“Unveiling
all the painful truths [in my memoir] would expose my children,” wrote memoirist
Kathleen Pooler, “and I constantly asked myself:
- Do I have the right to do that?
- Will it be worth it?
- Will it affect our relationship as adults?
“I
knew I could not publish this story without the full cooperation of both my
children.”
And
Kathy’s kids, bless their hearts, did give their mother their full cooperation.
“The
answers to those questions,” continued Kathy, “all came in due time as the
years passed and distance helped us all sort through the many layers of
feelings. . . .
“This
may be my story but it is also their story. . . . I think of my memoir as a
love letter to them.”
Read
that again: “I think of my memoir as a love letter to them.”
Can
you, like Kathy,
write
your memoir as a love letter
to
your family and friends?
And
even strangers?
Think
about that.
Kathy admitted writing was painful and from that, she offers you this hope:
“When I first started writing out my stories, facing painful memories was difficult.

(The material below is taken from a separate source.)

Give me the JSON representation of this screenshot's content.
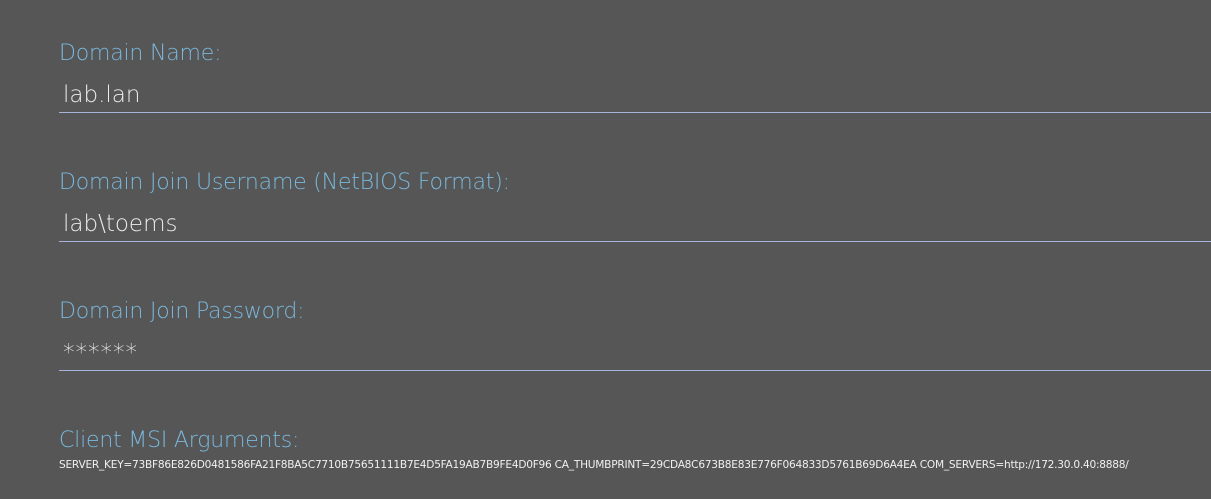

“As I kept writing, new insights revealed themselves to me just through the process of facing them and writing about them.

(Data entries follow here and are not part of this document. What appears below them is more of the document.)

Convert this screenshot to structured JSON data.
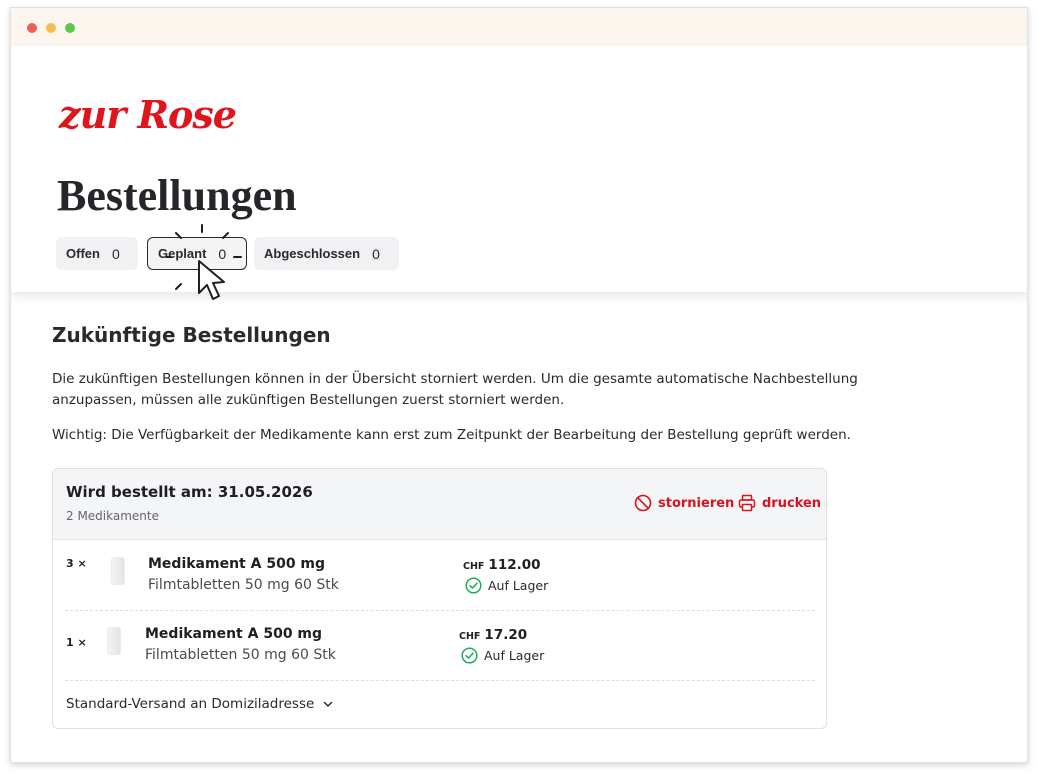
{
  "brand": {
    "logo_text": "zur Rose",
    "accent": "#e0141c"
  },
  "page": {
    "title": "Bestellungen"
  },
  "tabs": [
    {
      "label": "Offen",
      "count": "0"
    },
    {
      "label": "Geplant",
      "count": "0",
      "active": true
    },
    {
      "label": "Abgeschlossen",
      "count": "0"
    }
  ],
  "section": {
    "title": "Zukünftige Bestellungen",
    "paragraph1": "Die zukünftigen Bestellungen können in der Übersicht storniert werden. Um die gesamte automatische Nachbestellung anzupassen, müssen alle zukünftigen Bestellungen zuerst storniert werden.",
    "paragraph2": "Wichtig: Die Verfügbarkeit der Medikamente kann erst zum Zeitpunkt der Bearbeitung der Bestellung geprüft werden."
  },
  "order": {
    "date_label": "Wird bestellt am:  31.05.2026",
    "count_label": "2 Medikamente",
    "cancel_label": "stornieren",
    "print_label": "drucken",
    "items": [
      {
        "qty": "3 ×",
        "name": "Medikament A 500 mg",
        "desc": "Filmtabletten 50 mg 60 Stk",
        "currency": "CHF",
        "price": "112.00",
        "stock": "Auf Lager"
      },
      {
        "qty": "1 ×",
        "name": "Medikament A 500 mg",
        "desc": "Filmtabletten 50 mg 60 Stk",
        "currency": "CHF",
        "price": "17.20",
        "stock": "Auf Lager"
      }
    ],
    "shipping_label": "Standard-Versand an Domiziladresse"
  },
  "icons": {
    "cancel": "cancel-icon",
    "print": "printer-icon",
    "stock": "check-circle-icon",
    "expand": "chevron-down-icon",
    "pointer": "mouse-pointer-icon"
  },
  "colors": {
    "stock_ok": "#1fae57",
    "action": "#d8121e",
    "titlebar": "#fcf6ee"
  }
}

“I experienced healing through reading my own words and began to feel I was on the other side of the pain.”
Perhaps a similar experience happened to Henri Houwen, who wrote, “Often we discover the joy in the midst of sorrow.
“I remember the most painful times of my life” he said, “at times in which I became aware of a spiritual reality much larger than myself, a reality that allowed me to live the pain with hope.

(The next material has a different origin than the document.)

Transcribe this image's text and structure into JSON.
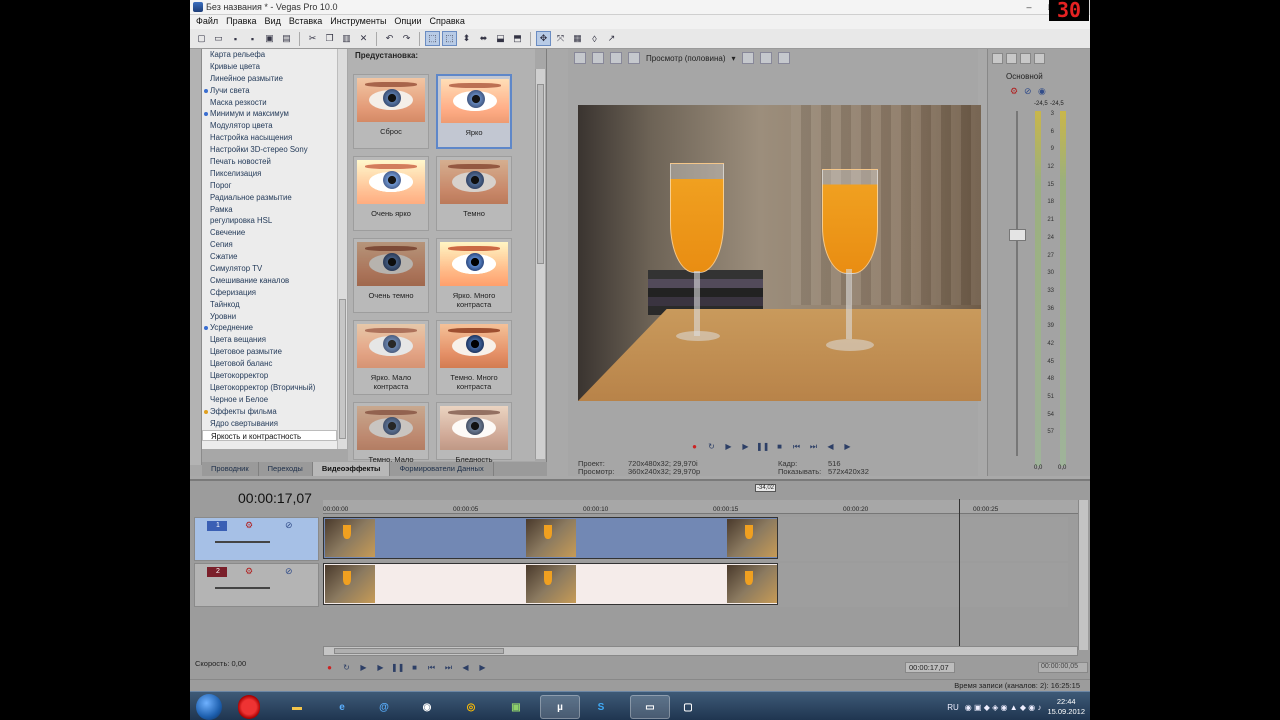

“I dare even to say: ‘My grief was the place where I found my joy.’”
Have
you, too, discovered joy in the midst of your sorrow?
Has
God helped you live with pain and hope
at
the same time?
Perhaps
you, like Henri Nouwen, can say,
“My
grief was the place where I found my joy.”
(Henri
Nouwen, Here and Now)
Kathy
and Henri remind me of this Elisabeth Elliot quote:
“When
you’re in a dark place, you sometimes tend to think you’ve been buried. Perhaps
you’ve been planted. Bloom.”
Henri bloomed!
Kathy
bloomed! And you’ll be inspired to bloom by reading her second memoir, Just the Way He Walked: A Mother’s Story of Hope and Healing.
Make time to think about Henri's words,
and Kathy's words,
and then write your stories.
Someone needs to know them.
Someone needs to grab hold of the hope you can offer.